Que fait-on de ces atouts extracontinentaux ? En réalité, ballotés
entre nos remords “colonialistes” et un euromondialisme qui nous
aligne sur les intérêts anglo-saxons, nous n’en faisons rien, d’autant
que nous voulons appliquer à l’outre-mer des règles qui ne sont
valables que pour l’Europe. Trop absorbés par le quotidien et leurs
échéances électorales, nos responsables politiques se révèlent d’autant
plus incapables d’élaborer une stratégie globale pour l’outre-mer
de la France qu’ils projettent aussi sur lui des fantasmes de nature
idéologique.
Aucun homme politique de l’Établissement n’a songé à expliquer à
nos compatriotes l’enjeu que représente l’outre-mer et par là notre
présence au monde (nous sommes l’un des très rares pays à bénéficier
de ce privilège). Voilà qui illustre parfaitement le manque d’ambition
et, plus encore, le caractère annexe, voire inutile, de notre outre-mer
pour beaucoup d’entre eux. Il est significatif que les candidats
à la présidence de la République, par exemple, ne se rendent outre-mer
qu’à l’occasion de cette campagne électorale.

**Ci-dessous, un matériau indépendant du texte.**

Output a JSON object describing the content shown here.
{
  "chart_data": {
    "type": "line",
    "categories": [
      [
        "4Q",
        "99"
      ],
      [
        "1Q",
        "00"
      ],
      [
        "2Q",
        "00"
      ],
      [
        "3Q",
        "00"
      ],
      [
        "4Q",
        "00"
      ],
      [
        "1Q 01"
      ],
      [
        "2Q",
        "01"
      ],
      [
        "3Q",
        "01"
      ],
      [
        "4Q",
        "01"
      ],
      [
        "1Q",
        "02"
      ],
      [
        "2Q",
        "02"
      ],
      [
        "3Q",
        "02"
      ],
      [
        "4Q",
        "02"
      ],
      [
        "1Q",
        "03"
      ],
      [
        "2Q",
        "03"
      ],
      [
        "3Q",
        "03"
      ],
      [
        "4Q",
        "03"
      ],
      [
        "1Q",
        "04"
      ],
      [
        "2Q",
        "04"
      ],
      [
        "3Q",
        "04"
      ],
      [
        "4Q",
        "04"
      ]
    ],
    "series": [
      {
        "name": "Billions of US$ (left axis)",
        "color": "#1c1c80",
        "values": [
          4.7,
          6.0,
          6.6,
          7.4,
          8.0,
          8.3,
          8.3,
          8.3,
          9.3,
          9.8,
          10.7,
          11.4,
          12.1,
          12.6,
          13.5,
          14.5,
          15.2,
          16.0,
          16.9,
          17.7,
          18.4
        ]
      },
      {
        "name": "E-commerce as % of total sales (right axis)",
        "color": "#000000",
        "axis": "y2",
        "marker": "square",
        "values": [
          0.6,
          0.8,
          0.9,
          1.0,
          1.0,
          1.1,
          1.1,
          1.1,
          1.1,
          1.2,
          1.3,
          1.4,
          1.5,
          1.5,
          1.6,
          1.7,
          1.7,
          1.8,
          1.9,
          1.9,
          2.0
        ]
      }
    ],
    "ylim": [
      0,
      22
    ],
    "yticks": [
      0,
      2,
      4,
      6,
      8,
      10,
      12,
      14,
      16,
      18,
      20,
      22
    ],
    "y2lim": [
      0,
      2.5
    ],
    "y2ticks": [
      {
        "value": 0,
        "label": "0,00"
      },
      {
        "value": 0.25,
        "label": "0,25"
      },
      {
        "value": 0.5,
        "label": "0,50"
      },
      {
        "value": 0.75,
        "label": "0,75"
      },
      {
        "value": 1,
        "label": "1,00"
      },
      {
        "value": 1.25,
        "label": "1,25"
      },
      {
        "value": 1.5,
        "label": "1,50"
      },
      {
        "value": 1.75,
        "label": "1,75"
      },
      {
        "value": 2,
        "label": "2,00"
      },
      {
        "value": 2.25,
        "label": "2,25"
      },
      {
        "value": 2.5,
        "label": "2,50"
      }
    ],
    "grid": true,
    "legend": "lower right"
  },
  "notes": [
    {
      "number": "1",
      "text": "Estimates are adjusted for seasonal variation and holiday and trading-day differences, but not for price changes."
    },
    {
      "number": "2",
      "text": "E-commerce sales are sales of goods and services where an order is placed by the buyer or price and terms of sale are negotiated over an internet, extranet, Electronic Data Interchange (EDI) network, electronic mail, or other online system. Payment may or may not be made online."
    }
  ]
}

Lorsque la convention internationale sur le droit de la mer (Montego
Bay, 1982) a permis aux États riverains des océans de porter à 200
milles nautiques leur “territorialité maritime”, elle a offert à
la France un atout extraordinaire. Grâce à cette nouvelle frontière
de souveraineté, notre pays s’est en effet retrouvé à la tête d’un
“empire” marin fabuleux. Quand on sait que l’exploitation des océans
et la maîtrise des ressources liquides, continentales et maritimes,
constitue déjà aujourd’hui, et plus encore demain, un enjeu stratégique,
alors que l’économie mondiale implique toujours plus d’échanges
et de transports, comment s’étonner que la “dimension océanique”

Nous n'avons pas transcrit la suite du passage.